I wish my life was as simple as that.
She acknowledges that with that many employees complaining that
it's likely the manager is the problem. But changing the manager is too much trouble, she says, so let's tell the employees it's their fault.
While it is true that it is sometimes necessary to micro-manage
people, her explanation makes little sense to me. You might micro-manage an employee if their performance is lacking. Or because the project they are working on is very high visibility and any chance of error must be minimized. But when a number of employees are complaining about the same manager micro-managing them it implies one of two things.
Either this manager:
1. Has a lot of problem employees and needs to start weeding them out, or
2. This manager does not know how to let go and properly
delegate to their staff.
Excessive micro-management is not the sign of a healthy manager.
When someone is constantly micro-managing their staff it's generally their problem, not the employees.

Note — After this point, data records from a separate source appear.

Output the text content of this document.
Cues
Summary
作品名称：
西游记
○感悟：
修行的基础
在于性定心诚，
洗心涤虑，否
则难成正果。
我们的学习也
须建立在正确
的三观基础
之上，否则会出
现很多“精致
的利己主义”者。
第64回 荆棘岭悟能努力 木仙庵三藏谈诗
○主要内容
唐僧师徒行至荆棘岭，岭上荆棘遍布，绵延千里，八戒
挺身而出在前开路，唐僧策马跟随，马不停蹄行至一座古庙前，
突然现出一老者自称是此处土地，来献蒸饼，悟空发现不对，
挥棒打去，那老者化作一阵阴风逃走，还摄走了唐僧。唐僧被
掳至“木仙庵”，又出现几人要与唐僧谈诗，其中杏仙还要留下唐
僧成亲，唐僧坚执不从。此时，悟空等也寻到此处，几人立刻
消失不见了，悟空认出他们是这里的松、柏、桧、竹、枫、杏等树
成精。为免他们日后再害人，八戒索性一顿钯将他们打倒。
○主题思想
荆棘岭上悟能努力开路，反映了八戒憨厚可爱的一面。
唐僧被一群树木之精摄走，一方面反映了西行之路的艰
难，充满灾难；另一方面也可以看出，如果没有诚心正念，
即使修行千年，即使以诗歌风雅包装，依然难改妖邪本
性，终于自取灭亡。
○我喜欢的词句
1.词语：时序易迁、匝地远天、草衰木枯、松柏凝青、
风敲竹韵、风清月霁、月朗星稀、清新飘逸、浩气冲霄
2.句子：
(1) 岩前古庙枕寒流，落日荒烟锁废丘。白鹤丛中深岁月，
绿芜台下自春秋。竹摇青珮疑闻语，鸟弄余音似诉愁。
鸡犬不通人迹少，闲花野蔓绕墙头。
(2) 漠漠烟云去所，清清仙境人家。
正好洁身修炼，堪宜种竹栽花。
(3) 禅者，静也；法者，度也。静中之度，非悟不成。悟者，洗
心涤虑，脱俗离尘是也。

If you are micro-managing your staff, refusing to delegate routine, and not so routine tasks to them for completion, then you are setting yourself up for trouble. Have you ever heard yourself say, "I would delegate this to someone else, but it's just as easy to do it myself"? Or maybe you say, "This task is too complicated to delegate. I have to make sure it's done right."
If so, I hope you like your job. Because you aren't going anyplace higher. Delegation can be difficult to learn because it looks like a huge risk and a huge leap of faith. But it doesn't have to be that way. There are techniques that you can learn that will help you delegate and get you out of the detail. And you have to get out of the detail if you really want to be an executive.